La patente 2.0 a dit non

Le conseil des gouverneurs de l’Université de Moncton a décidé d’opter pour le statut quo. Photo @ Université de Moncton

Acadie Nouvelle

La patente 2.0 a dit non

C’est non. « Moncton » est là pour un temps, afin de désigner une des principales institutions des Acadiens. Le bourreau restera un signifiant au prétexte d’un enjeu géographique, pour désigner une institution… du reste fort active à Edmundston, Shippagan et Bathurst. C’est non. Ç’a dit non. Qui ça ? La question est sociologique.

Bien sûr, des instances signent le non, l’annoncent, l’assument et sifflent la fin de la récréation. Ce non est dit librement ; pas de complot, pas de fusil sur la tempe. La souveraine assemblée de l’université dit non.

Maintenant, comment s’orchestre l’économie d’une telle décision. Économie ici pas au sens mesquin d’une « gouvernance » à courte vue qui réduit l’entendement à de muettes colonnes comptables. Mais une économie au sens fort des agencements de forces et d’influences capables de créer une conjoncture (on dit parfois « écosystème » ces années-ci).

Créer une conjoncture. Telle est la capacité d’un pouvoir, bien plus que de décider. Le pouvoir n’est jamais autant puissant que lorsqu’il fait prendre les décisions qui vont dans le sens qu’il indique, et fait assumer par d’autres ce qu’il impulse.

N’a-t-on pas remarqué combien un camp devait faire preuve de tapage pour se faire entendre, et comment, dans l’autre, un simple souffle, une expression à demi-mot, une déclaration blasée, un regard au ciel, et puis un chiffre, suffisaient à donner le change. C’est que le public est du côté de la contestation et le pouvoir du côté de la réaction. Il lui suffit d’indiquer qu’il ne paiera pas la note (ou n’investira pas dans un projet qui lui échappe), qu’il ne mettra pas en jeu ses privilèges acquis de longue date à Fredericton ou à Ottawa, qu’il ne se commettra pas dans un vague combat symbolique, qu’il résistera activement contre toute velléité allant en ce sens, voire nuira à qui insiste trop. Pour paraître scientifique et rigoureux, il avancera une donnée numéraire, bien élevé dans les sept chiffres, insignifiante au demeurant (est-ce un investissement annonciateur de retombées, un coût réel, une estimation gonflée ?), qu’il se réserve ensuite le pouvoir d’interpréter, pour que le tour soit joué.

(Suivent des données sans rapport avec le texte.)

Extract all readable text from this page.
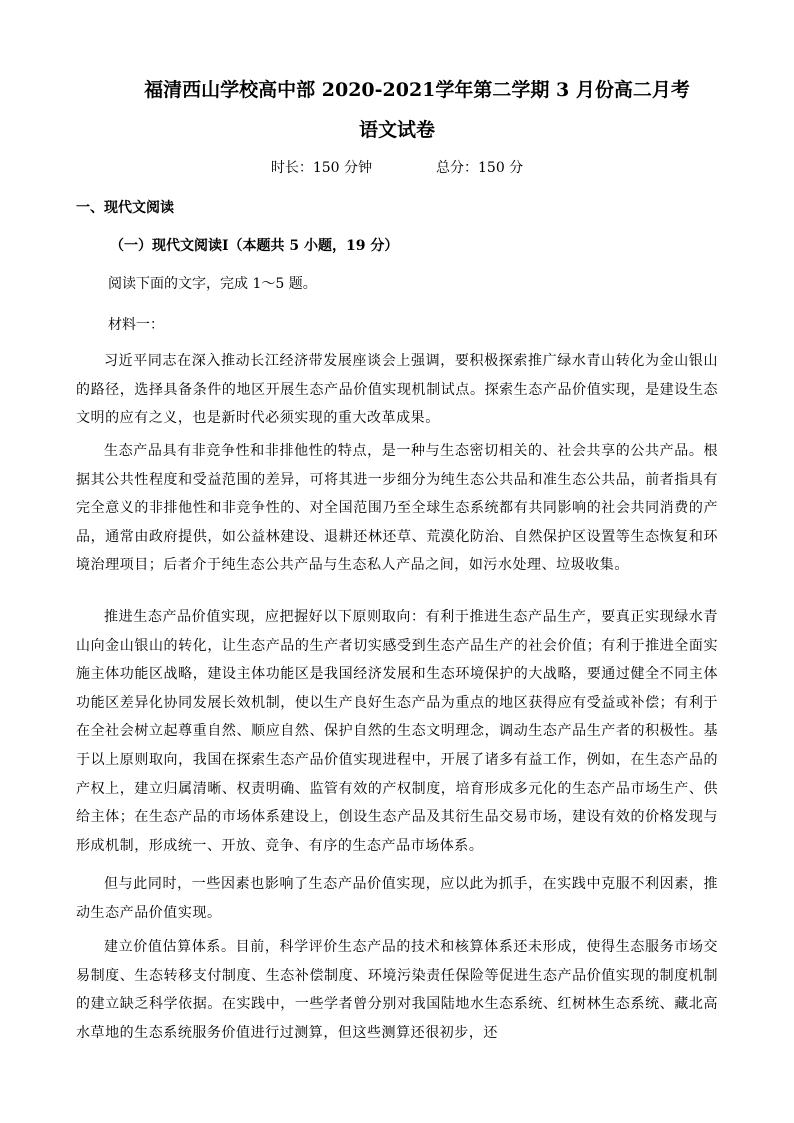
福清西山学校高中部 2020-2021学年第二学期 3 月份高二月考
语文试卷
时长：150 分钟	总分：150 分
一、现代文阅读
（一）现代文阅读Ⅰ（本题共 5 小题，19 分）
阅读下面的文字，完成 1～5 题。
材料一：
习近平同志在深入推动长江经济带发展座谈会上强调，要积极探索推广绿水青山转化为金山银山的路径，选择具备条件的地区开展生态产品价值实现机制试点。探索生态产品价值实现，是建设生态文明的应有之义，也是新时代必须实现的重大改革成果。
生态产品具有非竞争性和非排他性的特点，是一种与生态密切相关的、社会共享的公共产品。根据其公共性程度和受益范围的差异，可将其进一步细分为纯生态公共品和准生态公共品，前者指具有完全意义的非排他性和非竞争性的、对全国范围乃至全球生态系统都有共同影响的社会共同消费的产品，通常由政府提供，如公益林建设、退耕还林还草、荒漠化防治、自然保护区设置等生态恢复和环境治理项目；后者介于纯生态公共产品与生态私人产品之间，如污水处理、垃圾收集。
推进生态产品价值实现，应把握好以下原则取向：有利于推进生态产品生产，要真正实现绿水青山向金山银山的转化，让生态产品的生产者切实感受到生态产品生产的社会价值；有利于推进全面实施主体功能区战略，建设主体功能区是我国经济发展和生态环境保护的大战略，要通过健全不同主体功能区差异化协同发展长效机制，使以生产良好生态产品为重点的地区获得应有受益或补偿；有利于在全社会树立起尊重自然、顺应自然、保护自然的生态文明理念，调动生态产品生产者的积极性。基于以上原则取向，我国在探索生态产品价值实现进程中，开展了诸多有益工作，例如，在生态产品的产权上，建立归属清晰、权责明确、监管有效的产权制度，培育形成多元化的生态产品市场生产、供给主体；在生态产品的市场体系建设上，创设生态产品及其衍生品交易市场，建设有效的价格发现与形成机制，形成统一、开放、竞争、有序的生态产品市场体系。
但与此同时，一些因素也影响了生态产品价值实现，应以此为抓手，在实践中克服不利因素，推动生态产品价值实现。
建立价值估算体系。目前，科学评价生态产品的技术和核算体系还未形成，使得生态服务市场交易制度、生态转移支付制度、生态补偿制度、环境污染责任保险等促进生态产品价值实现的制度机制的建立缺乏科学依据。在实践中，一些学者曾分别对我国陆地水生态系统、红树林生态系统、藏北高水草地的生态系统服务价值进行过测算，但这些测算还很初步，还
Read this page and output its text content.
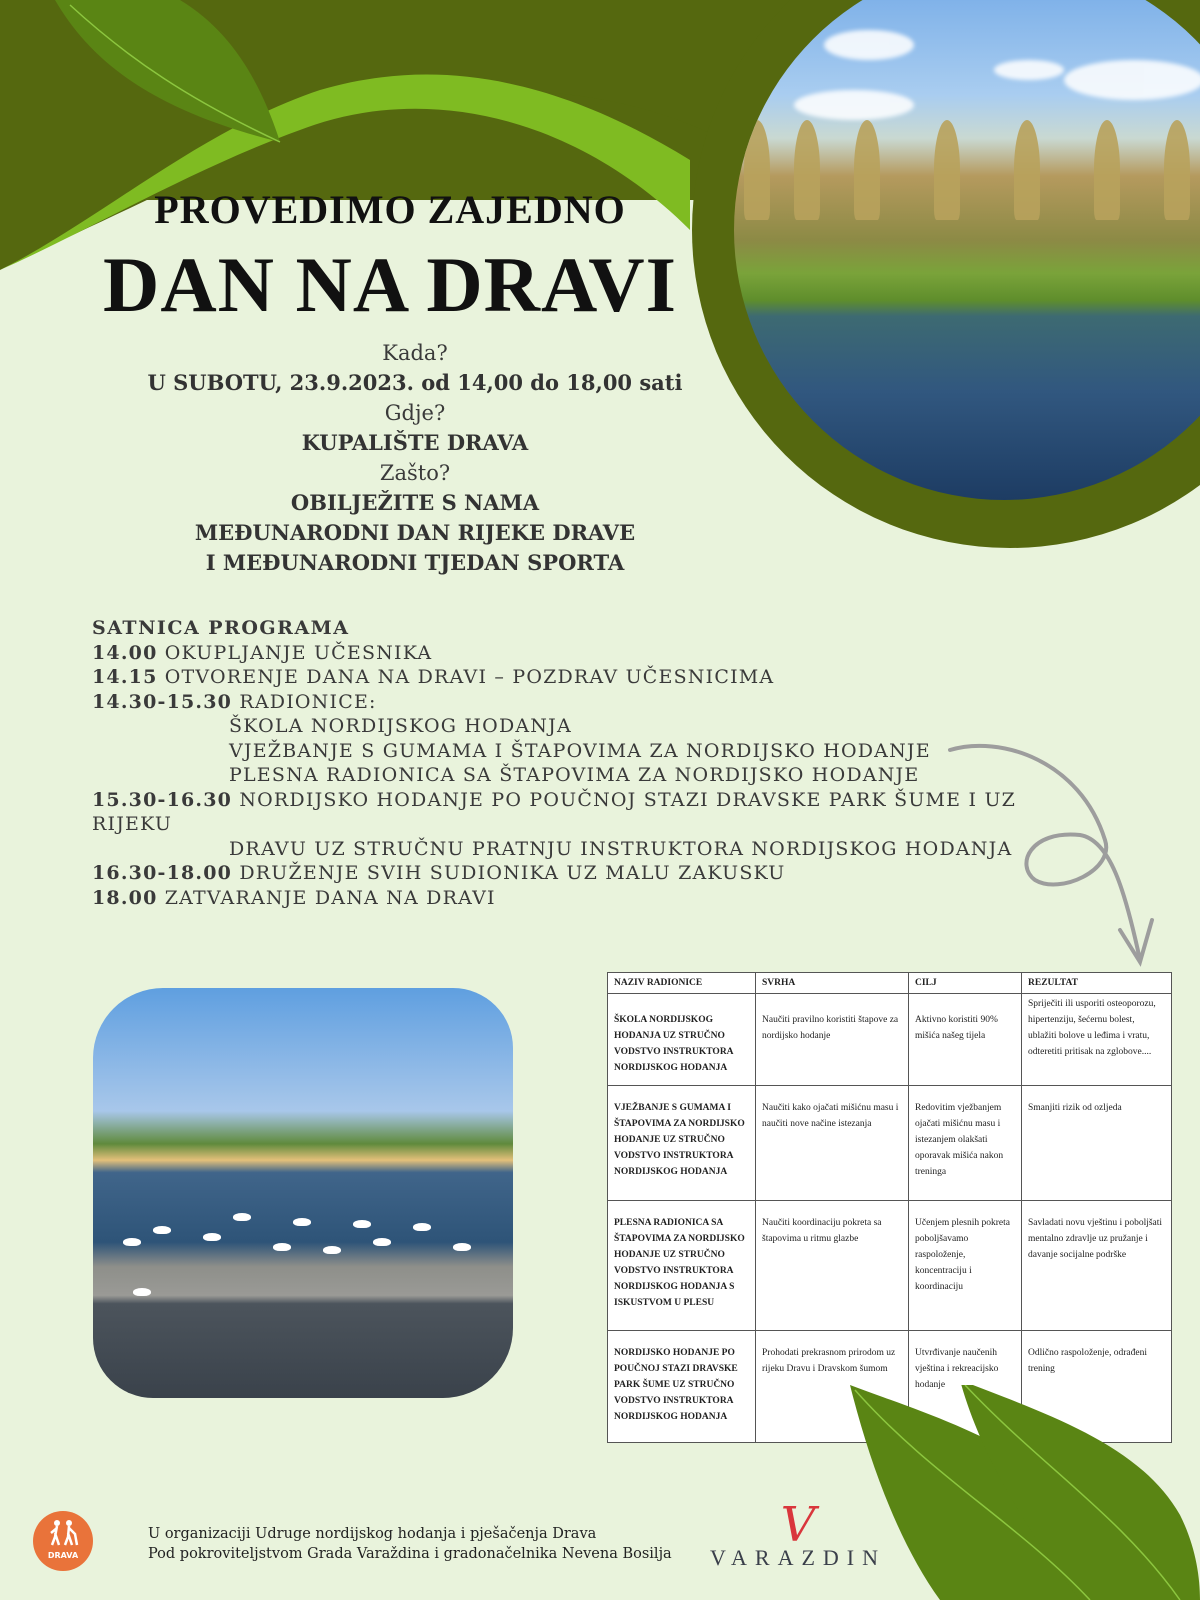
PROVEDIMO ZAJEDNO
DAN NA DRAVI
Kada?
U SUBOTU, 23.9.2023. od 14,00 do 18,00 sati
Gdje?
KUPALIŠTE DRAVA
Zašto?
OBILJEŽITE S NAMA
MEĐUNARODNI DAN RIJEKE DRAVE
I MEĐUNARODNI TJEDAN SPORTA
SATNICA PROGRAMA
14.00 OKUPLJANJE UČESNIKA
14.15 OTVORENJE DANA NA DRAVI – POZDRAV UČESNICIMA
14.30-15.30 RADIONICE:
ŠKOLA NORDIJSKOG HODANJA
VJEŽBANJE S GUMAMA I ŠTAPOVIMA ZA NORDIJSKO HODANJE
PLESNA RADIONICA SA ŠTAPOVIMA ZA NORDIJSKO HODANJE
15.30-16.30 NORDIJSKO HODANJE PO POUČNOJ STAZI DRAVSKE PARK ŠUME I UZ RIJEKU
DRAVU UZ STRUČNU PRATNJU INSTRUKTORA NORDIJSKOG HODANJA
16.30-18.00 DRUŽENJE SVIH SUDIONIKA UZ MALU ZAKUSKU
18.00 ZATVARANJE DANA NA DRAVI
NAZIV RADIONICE	SVRHA	CILJ	REZULTAT
ŠKOLA NORDIJSKOG HODANJA UZ STRUČNO VODSTVO INSTRUKTORA NORDIJSKOG HODANJA	Naučiti pravilno koristiti štapove za nordijsko hodanje	Aktivno koristiti 90% mišića našeg tijela	Spriječiti ili usporiti osteoporozu, hipertenziju, šećernu bolest, ublažiti bolove u leđima i vratu, odteretiti pritisak na zglobove....
VJEŽBANJE S GUMAMA I ŠTAPOVIMA ZA NORDIJSKO HODANJE UZ STRUČNO VODSTVO INSTRUKTORA NORDIJSKOG HODANJA	Naučiti kako ojačati mišićnu masu i naučiti nove načine istezanja	Redovitim vježbanjem ojačati mišićnu masu i istezanjem olakšati oporavak mišića nakon treninga	Smanjiti rizik od ozljeda
PLESNA RADIONICA SA ŠTAPOVIMA ZA NORDIJSKO HODANJE UZ STRUČNO VODSTVO INSTRUKTORA NORDIJSKOG HODANJA S ISKUSTVOM U PLESU	Naučiti koordinaciju pokreta sa štapovima u ritmu glazbe	Učenjem plesnih pokreta poboljšavamo raspoloženje, koncentraciju i koordinaciju	Savladati novu vještinu i poboljšati mentalno zdravlje uz pružanje i davanje socijalne podrške
NORDIJSKO HODANJE PO POUČNOJ STAZI DRAVSKE PARK ŠUME UZ STRUČNO VODSTVO INSTRUKTORA NORDIJSKOG HODANJA	Prohodati prekrasnom prirodom uz rijeku Dravu i Dravskom šumom	Utvrđivanje naučenih vještina i rekreacijsko hodanje	Odlično raspoloženje, odrađeni trening
DRAVA
U organizaciji Udruge nordijskog hodanja i pješačenja Drava
Pod pokroviteljstvom Grada Varaždina i gradonačelnika Nevena Bosilja
V
VARAZDIN
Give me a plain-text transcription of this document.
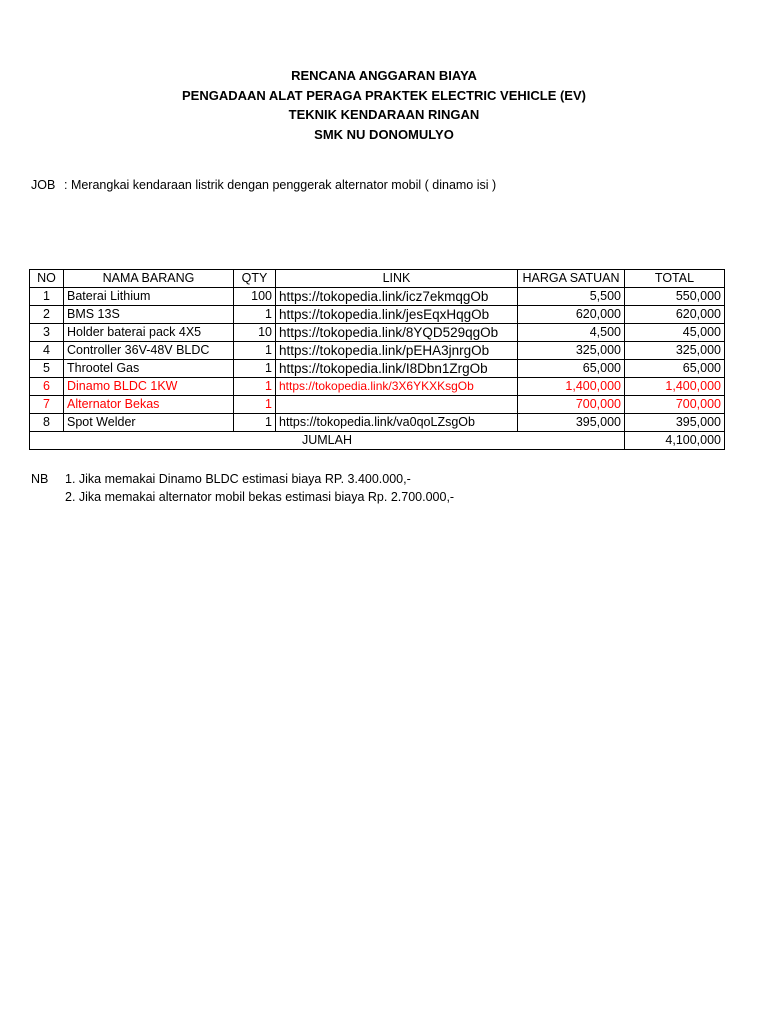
RENCANA ANGGARAN BIAYA
PENGADAAN ALAT PERAGA PRAKTEK ELECTRIC VEHICLE (EV)
TEKNIK KENDARAAN RINGAN
SMK NU DONOMULYO
JOB : Merangkai kendaraan listrik dengan penggerak alternator mobil ( dinamo isi )
NO	NAMA BARANG	QTY	LINK	HARGA SATUAN	TOTAL
1	Baterai Lithium	100	https://tokopedia.link/icz7ekmqgOb	5,500	550,000
2	BMS 13S	1	https://tokopedia.link/jesEqxHqgOb	620,000	620,000
3	Holder baterai pack 4X5	10	https://tokopedia.link/8YQD529qgOb	4,500	45,000
4	Controller 36V-48V BLDC	1	https://tokopedia.link/pEHA3jnrgOb	325,000	325,000
5	Throotel Gas	1	https://tokopedia.link/I8Dbn1ZrgOb	65,000	65,000
6	Dinamo BLDC 1KW	1	https://tokopedia.link/3X6YKXKsgOb	1,400,000	1,400,000
7	Alternator Bekas	1		700,000	700,000
8	Spot Welder	1	https://tokopedia.link/va0qoLZsgOb	395,000	395,000
JUMLAH					4,100,000
NB 1. Jika memakai Dinamo BLDC estimasi biaya RP. 3.400.000,-
2. Jika memakai alternator mobil bekas estimasi biaya Rp. 2.700.000,-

La patente 2.0 n’est plus, comme la première, un contre-pouvoir, mais un semi-pouvoir qui a grandi à force de courbettes et de dos ronds. On avale des couleuvres, complaît à la majorité anglophone, s’applaventrit au besoin, en retour de récompenses bien réelles du point de vue de la carrière, et marginales pour le peuple qu’on représente. Le décor est planté ; à ceux qui s’y trouvent de suivre les parcours fléchés, de bien se tenir. À eux de renchérir « librement » sur les directions à emprunter, pour que les apparences soient sauves, et qu’on puisse crier à la théorie du complot dès lors qu’un sujet cherche à s’enquérir de la façon dont les décisions sont prises. Laissons jouer ce papier à musique. Il est si usé qu’il finira par déchirer.

À celles et ceux qui ont réinvesti ce nécessaire débat, parce qu’ils sont bien conscients qu’aucun juif de France n’accorderait à Pétain le patronage d’une de ses institutions, pas plus que des autochtones canadiens ne penseraient à faire de même avec John A. MacDonald, sachons que les coups ont porté, que l’édifice chancelle, que c’est par à-coups qu’on avance, et que ce changement de nom, qui correspond à un changement d’attitude, reste inéluctable.